By Deborah Borfitz 

January 6, 2021 | Despite having similar levels of tumor mutational burden (TMB), cancers associated with BRCA1 and BRCA2 alterations respond quite differently to immunotherapy. Counterintuitively, the tumor type that typically harbors the fewer number of immune cells—BRCA2—appears to be more immunogenic and the reason may be that the mutation process generates foreign-looking peptides readily detected by the body’s DNA repair engine, according to Nadeem Riaz, M.D., radiation oncologist at Memorial Sloan Kettering (MSK) Cancer Center.

In a study recently published in Nature Cancer (DOI: 10.1038/s43018-020-00139-8), which Riaz co-authored with Mount Sinai’s Robert Samstein, M.D. and his MSK colleagues in The Timothy Chan Lab, researchers found a direct and striking correlation between mutations in BRCA2 and better survival after treatment. Patients with BRCA2 mutations who are running out of treatment options “may want to think about enrolling in a clinical trial with immunotherapy,” he says. 

“Immunotherapy has played an important role in revolutionizing the treatment of patients who have cancer and we’re starting to understand some of the determinants of response,” says Riaz. “Increased tumor mutational burden significantly improves the ability of the immune system to recognize the tumor source and things that increase mutational burden, like UV light and smoking, are associated with improved response to immunotherapy.” 

Defects in DNA damage response have likewise been associated with better treatment response, he adds. The new study focuses specifically on a hereditary syndrome (homologous recombination deficiency) that is commonly due to genetic alterations affecting BRCA1 or BRCA2.

Although BRCA1 and BRCA2 mutations are often lumped together for therapeutic purposes, they are in fact distinct phenotypes that may benefit from personalized treatments, Riaz notes. BRCA2 is much more strongly associated with estrogen receptor-positive breast cancer, prostate cancer and pancreatic cancer, while BRCA1 is linked primarily with triple-negative breast cancer and ovarian cancer.

Across all cancers, BRCA1 and BRCA2 mutations (both germline and somatic) account for between 2% and 5% of all cancers and occur at roughly the same frequency relative to one another, continues Riaz. 

The focus on BRCA genes was prompted by the discovery of the link between TMB and improved outcomes from immunotherapy—a connection initially made a few years ago by the Chan Lab—and a similarly positive correlation with cancer-damaged DNA repair genes, Riaz says. BRCA1 and BRCA2 mutations both disrupt normal DNA damage response and lead to a slightly higher number of DNA changes relative to other tumor types.

Out of 2,000 patients treated with immunotherapy, researchers identified about 100 having BRCA1 or BRCA2 mutations and compared their outcomes, says Riaz.

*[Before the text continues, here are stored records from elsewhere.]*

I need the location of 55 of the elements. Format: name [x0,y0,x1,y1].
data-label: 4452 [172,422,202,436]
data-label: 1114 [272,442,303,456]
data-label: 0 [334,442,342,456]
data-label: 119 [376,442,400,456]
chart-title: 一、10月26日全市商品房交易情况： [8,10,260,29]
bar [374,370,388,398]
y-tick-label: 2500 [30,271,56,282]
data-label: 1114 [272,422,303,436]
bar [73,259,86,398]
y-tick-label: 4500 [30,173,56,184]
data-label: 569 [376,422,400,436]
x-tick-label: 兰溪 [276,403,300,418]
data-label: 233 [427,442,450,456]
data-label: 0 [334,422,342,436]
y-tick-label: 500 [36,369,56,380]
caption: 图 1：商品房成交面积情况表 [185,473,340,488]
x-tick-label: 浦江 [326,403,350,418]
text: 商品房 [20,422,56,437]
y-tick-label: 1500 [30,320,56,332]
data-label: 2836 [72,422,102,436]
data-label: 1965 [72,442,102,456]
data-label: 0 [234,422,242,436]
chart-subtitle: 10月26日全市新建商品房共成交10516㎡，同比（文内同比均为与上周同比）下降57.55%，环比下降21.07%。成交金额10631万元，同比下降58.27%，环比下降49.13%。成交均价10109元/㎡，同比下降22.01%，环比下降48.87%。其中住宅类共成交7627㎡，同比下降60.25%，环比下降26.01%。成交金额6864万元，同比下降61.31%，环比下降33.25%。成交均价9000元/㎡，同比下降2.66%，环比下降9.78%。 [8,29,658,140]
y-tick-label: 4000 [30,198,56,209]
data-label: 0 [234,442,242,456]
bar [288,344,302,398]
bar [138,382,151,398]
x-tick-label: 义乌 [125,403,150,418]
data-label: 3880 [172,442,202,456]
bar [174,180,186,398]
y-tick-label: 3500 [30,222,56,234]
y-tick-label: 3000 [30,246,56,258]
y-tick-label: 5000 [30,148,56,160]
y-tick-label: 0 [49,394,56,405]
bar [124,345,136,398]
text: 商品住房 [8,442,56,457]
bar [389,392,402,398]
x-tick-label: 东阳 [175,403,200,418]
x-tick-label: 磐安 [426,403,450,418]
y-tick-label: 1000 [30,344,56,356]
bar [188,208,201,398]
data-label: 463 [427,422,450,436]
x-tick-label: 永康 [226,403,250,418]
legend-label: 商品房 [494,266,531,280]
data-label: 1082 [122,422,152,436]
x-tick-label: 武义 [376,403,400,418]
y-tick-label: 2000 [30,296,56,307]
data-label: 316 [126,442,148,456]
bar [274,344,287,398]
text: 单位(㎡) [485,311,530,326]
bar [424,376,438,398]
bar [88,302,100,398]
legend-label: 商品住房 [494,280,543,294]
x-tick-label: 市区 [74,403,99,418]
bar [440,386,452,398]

Patients with BRCA2 mutations had a statistically significant 50% reduction in risk of dying after receiving immunotherapy compared to patients without BRCA2 mutations, whereas BRCA1 mutations had no beneficial effect.

Genetically engineered mouse models validated that the BRCA mutations were responsible for improved immunotherapy response among the BRCA2 group. The findings still need to be validated in prospective clinical studies before changes in clinical practice can be recommended, the authors note. 

Exploration Continues 

Riaz theorizes that the divergent outcomes are related to the fact that BRCA2-related cancers are more frequently linked to mutations called “indels” that in turn prompt frameshift mutations responsible for creating the long stretches of peptides the body recognizes as intruders. That makes them similar to mismatch repair (MMR) deficient tumors, another DNA repair process associated with improved response to immunotherapy. 

In 2017, the U.S. Food and Drug Administration approved the immune checkpoint inhibitor pembrolizumab (Keytruda) specifically for MMR deficiency. Homologous recombination is the next most commonly mutated DNA repair pathway responsible for fixing double-strand breaks in DNA.

Another possible explanation for the differing outcomes is that the microenvironment of BRCA1 and BRCA2 tumors triggers different kinds of immune reactions, Riaz continues. The research team is currently evaluating if BRCA1 tumors have distinct cell subsets upregulating immunosuppressive molecules that are hampering treatment response.

At the same time, they will continue to prospectively validate findings of the Nature Cancer paper in large groups of patients with BRCA1 or BRCA2 tumors to evaluate long-term outcomes. Several such studies are already underway at MSK and elsewhere, often involving a combination of poly (ADP-ribose) polymerase (PARP) agents with programmed cell death protein 1 (PD-1) inhibitors.

Currently, cancer patients often don’t learn they have a BRCA mutation unless they have a strong family history of cancer or they’re out of treatment options, says Riaz. But as the genetics of tumors become better understood, the list of reasons for individuals to get their tumor sequenced grows. “Every year, we peel off another 2% of patients where sequencing would identify something that might… change their treatment” and guide them to a trial option, or standard therapy that’s most likely to be effective.